最後に、ですね。資料7、資料8をご覧ください。資料名の通り令和6年3月29日、つい最近ですけれども。『登記供託オンライン申請システム』法務局に行っておりますけれども、障害が発生し、不動産登記のオンライン申請が滞ったため、全国の司法書士が窓口申請に、切り替える対応行なわざるを得ない、残業をして、走っていてという時代になった他、3月29日中に申請が出来ずに、4月1日に申請せざるを得ない事態が発生しました。

資料8に東京司法書士会の、会長声明が出ております。この事態により、発生した問題として、民法177条、その権利保全が担保されないリスクがある。不動産登記手続きの主な代理人として機能している司法書士に、多大な心理的負担と経済的損害を与える結果が発生しました。由々しき事態です。

法務省は3月29日のシステム障害によって、申請未了となった案件について、3月29日の受付で処理される。つまり、4月1日の窓口を申請したものも3月29日付けにするというふうに、ですね。そのだいぶ後に、発表しましたけれども、この後ですね、今後ですよ。同じような事が起きたらどうするんでしょうか。

震災等で、オンラインが出来なくなってしまったら、どうするんでしょうか。今後の同様の場合に備え、そういった場合の『みなし受付』について、ですね。大臣通達などの、ですね。一般的なですね。法的措置を講じる必要があるんじゃないでしょうか。

まず、この問題について、法務省はシステム障害の詳しい原因説明を、まだしておりません。今後、システム障害が発生しない対策も発表しておりません。万が一今後、システム障害が発生した場合の措置を明確にし、その運用が適切に行われるような訓練などの、事前の準備も怠りなく行う事が必要だというふうに思います。

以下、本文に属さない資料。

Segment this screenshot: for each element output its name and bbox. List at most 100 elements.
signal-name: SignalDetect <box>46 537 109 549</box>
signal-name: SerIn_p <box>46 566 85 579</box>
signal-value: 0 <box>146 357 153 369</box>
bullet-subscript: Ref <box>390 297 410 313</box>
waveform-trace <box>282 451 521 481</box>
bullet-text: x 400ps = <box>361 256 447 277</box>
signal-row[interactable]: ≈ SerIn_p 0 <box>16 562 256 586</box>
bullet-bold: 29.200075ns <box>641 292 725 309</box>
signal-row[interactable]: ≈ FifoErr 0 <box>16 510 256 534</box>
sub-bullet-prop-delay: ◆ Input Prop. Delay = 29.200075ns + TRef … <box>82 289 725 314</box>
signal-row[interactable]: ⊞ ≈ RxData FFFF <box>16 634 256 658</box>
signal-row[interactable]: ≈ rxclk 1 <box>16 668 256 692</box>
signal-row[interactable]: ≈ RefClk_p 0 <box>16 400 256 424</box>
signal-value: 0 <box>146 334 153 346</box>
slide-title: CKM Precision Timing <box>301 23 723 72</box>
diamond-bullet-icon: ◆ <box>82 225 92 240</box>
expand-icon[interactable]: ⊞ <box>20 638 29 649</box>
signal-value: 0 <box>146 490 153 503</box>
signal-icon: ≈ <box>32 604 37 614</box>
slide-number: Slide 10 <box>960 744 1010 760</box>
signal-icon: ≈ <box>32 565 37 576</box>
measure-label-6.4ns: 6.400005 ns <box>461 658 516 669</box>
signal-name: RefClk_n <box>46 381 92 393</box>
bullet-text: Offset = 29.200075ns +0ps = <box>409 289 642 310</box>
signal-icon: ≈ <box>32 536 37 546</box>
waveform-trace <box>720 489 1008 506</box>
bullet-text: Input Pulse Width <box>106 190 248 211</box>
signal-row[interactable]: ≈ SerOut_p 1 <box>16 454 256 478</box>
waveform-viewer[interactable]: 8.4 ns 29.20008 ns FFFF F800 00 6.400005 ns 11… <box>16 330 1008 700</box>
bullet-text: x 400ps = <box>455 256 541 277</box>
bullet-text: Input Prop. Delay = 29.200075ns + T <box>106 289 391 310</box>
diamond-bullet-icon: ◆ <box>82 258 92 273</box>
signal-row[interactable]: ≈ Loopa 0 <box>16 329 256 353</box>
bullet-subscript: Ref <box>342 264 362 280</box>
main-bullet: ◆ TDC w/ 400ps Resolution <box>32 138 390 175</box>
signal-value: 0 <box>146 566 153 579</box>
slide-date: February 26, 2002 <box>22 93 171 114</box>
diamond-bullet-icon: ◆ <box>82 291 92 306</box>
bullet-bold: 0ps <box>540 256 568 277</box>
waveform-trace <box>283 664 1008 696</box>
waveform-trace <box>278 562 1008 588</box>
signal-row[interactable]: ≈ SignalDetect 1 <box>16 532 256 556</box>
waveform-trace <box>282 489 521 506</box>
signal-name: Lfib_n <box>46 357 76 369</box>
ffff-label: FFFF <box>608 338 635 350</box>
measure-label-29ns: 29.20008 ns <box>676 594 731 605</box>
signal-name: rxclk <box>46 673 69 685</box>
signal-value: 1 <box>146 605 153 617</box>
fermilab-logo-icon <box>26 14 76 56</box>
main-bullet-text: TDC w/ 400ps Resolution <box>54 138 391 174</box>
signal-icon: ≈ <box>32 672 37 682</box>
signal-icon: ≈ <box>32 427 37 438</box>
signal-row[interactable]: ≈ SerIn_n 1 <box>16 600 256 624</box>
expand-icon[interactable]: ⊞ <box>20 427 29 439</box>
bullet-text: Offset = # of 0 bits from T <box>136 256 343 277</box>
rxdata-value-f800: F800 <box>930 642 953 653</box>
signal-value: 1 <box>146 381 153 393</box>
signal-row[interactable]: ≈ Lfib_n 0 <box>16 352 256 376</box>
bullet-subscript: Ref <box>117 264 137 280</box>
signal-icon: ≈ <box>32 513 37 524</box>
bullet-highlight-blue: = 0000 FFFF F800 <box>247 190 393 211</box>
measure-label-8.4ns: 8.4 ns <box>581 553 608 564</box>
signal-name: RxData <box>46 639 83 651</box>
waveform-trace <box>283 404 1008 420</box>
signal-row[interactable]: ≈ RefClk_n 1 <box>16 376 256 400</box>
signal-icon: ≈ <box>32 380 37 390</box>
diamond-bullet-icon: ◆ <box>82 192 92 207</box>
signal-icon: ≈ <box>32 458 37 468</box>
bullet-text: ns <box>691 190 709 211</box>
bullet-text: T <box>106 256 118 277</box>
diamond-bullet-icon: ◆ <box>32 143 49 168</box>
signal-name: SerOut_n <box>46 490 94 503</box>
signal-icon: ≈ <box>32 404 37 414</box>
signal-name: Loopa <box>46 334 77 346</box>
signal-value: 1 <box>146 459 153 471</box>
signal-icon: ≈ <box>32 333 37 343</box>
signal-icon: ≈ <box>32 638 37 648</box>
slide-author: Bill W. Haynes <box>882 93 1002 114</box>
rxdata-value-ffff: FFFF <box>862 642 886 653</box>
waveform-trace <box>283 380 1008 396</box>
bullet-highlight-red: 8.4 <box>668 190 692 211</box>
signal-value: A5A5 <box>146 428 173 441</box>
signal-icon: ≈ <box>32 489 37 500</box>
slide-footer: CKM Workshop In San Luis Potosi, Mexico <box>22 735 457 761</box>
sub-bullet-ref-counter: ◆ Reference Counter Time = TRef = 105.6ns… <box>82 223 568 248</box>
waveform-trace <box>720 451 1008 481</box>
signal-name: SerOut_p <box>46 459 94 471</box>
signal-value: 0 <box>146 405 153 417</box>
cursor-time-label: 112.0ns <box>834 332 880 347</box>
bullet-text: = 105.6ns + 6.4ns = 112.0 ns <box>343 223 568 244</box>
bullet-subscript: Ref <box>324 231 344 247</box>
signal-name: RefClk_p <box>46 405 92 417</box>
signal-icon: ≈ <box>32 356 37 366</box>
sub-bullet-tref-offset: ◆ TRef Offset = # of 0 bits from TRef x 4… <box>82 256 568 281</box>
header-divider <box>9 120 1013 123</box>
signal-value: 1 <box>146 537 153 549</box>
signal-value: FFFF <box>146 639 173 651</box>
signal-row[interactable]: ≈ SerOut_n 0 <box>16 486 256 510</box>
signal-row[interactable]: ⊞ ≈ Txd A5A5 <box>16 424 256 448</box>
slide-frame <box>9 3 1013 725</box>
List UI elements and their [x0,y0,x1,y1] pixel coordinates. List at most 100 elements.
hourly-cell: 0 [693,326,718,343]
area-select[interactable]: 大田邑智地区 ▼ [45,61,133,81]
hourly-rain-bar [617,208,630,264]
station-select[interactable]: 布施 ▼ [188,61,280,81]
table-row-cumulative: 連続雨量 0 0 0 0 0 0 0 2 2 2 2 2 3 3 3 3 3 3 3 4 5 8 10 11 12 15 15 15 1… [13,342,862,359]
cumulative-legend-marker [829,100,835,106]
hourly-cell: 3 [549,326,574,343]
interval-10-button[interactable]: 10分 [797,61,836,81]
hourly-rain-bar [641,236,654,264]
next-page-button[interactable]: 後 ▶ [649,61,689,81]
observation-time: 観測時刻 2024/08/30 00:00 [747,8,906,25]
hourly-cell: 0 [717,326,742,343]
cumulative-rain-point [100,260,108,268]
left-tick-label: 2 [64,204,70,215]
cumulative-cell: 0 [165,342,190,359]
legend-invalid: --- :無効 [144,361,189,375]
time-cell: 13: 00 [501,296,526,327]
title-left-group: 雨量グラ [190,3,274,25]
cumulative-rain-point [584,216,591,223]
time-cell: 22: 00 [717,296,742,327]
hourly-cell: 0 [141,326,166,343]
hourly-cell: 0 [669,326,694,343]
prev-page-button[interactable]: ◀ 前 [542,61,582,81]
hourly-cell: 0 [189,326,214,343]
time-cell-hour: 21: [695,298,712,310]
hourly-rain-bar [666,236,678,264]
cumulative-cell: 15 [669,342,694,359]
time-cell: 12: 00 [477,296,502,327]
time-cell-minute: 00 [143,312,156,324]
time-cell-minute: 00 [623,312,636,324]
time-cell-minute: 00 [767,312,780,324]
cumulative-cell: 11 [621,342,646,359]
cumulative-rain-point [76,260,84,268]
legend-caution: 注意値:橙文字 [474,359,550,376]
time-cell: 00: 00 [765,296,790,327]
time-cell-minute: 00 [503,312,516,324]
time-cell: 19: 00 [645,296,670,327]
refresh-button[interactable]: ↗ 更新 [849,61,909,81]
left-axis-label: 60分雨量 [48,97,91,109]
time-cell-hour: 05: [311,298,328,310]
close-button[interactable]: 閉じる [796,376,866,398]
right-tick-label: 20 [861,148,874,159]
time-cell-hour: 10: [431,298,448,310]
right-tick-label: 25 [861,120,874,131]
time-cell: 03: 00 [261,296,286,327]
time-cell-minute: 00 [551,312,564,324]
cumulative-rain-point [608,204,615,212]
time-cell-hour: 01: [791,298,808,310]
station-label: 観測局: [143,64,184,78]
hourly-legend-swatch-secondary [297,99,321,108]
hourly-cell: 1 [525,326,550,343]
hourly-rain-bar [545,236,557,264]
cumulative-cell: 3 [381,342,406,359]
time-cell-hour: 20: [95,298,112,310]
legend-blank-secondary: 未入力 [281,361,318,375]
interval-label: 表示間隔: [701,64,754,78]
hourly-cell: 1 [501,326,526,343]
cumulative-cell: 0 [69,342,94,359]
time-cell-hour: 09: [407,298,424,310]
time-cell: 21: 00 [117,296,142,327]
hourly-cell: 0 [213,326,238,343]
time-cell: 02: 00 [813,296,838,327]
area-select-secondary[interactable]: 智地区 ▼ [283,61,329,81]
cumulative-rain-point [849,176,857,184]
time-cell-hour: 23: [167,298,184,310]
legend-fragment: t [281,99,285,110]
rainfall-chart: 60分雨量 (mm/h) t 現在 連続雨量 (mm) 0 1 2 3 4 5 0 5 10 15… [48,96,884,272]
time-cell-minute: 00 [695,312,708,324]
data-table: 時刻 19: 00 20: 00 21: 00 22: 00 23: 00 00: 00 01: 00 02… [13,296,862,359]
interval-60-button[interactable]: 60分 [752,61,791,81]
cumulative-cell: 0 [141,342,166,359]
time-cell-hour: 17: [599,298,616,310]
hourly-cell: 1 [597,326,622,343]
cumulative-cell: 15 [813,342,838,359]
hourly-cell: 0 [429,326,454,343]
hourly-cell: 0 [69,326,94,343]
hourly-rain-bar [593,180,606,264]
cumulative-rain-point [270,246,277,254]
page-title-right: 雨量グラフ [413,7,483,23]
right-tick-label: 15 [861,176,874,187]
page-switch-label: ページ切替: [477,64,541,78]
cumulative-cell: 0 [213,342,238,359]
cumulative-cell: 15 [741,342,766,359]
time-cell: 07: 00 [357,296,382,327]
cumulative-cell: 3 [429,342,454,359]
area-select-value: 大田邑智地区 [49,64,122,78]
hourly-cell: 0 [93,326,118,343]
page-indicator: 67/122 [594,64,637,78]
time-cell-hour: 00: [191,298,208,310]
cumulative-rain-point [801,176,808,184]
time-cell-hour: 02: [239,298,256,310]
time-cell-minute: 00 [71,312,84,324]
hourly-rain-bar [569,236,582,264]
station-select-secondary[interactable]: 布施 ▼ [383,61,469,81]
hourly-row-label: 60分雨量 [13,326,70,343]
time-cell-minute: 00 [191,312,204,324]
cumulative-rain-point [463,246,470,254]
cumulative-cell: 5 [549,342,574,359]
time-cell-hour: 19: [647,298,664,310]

法務省は、あの月末にね、また年度末ですね。3月末ですから。あの決済が集中したから、データが取れなかったというような事を言っておりますけれども。不動産と金融取引の根幹をなす取引の安全性、信用確保するために、法務省だけではなく、デジタル庁、国交省、金融庁などの関係省庁は、今回の一時的な対応で終わらせず、連携して、月末決済についてのですね。対応の仕方、そして抜本的には、月末決済を分散化させるなどのですね。制度改革に、取り組むべきではないでしょうか。

月末、特に年度末に決済が集中して、システムに負荷が掛かるのは、これまでも当たり前に予想がされた事です。そんな事で、機械が壊れてしまう、なんていう事は言語道断だと思っております。他にも、確定申告や、転勤引越しに伴う住民票等の手続きも、オンラインになっておりますので。これは法務省だけではなく、関連省庁すべて、ですね。連携して、政府として取り組むべき問題だと思いますが、いかがでしょうか。


017 小泉法務大臣

◯小泉龍司 君

3月29日金曜日の午後、オンラインによる登記申請や、登記事項証明書等の請求受付が出来ない。システムトラブルが発生しました。

今回のトラブルで、司法書士はじめ、登記サービスを利用する多くの国民の皆様に、ご迷惑をお掛けした事について、深くお詫びを申し上げたいと思います。

現在、詳細な原因を調査中でありますけれども、年度末の業務日であったために、大量のオンライン登記申請があった事。また、その処理をするための法務局側の操作が、短時間に集中した事。2つの要因が重なり、システムに高い負荷が掛かった事が原因ではないかと考えられております。

もちろん、これを詰めていかなければなりません。4月1日以降、同様のトラブルは生じておりませんが、私から担当部局には、再発防止のため、今回の原因を分析した上で、システム対応の方策を検討するよう指示したところでございます。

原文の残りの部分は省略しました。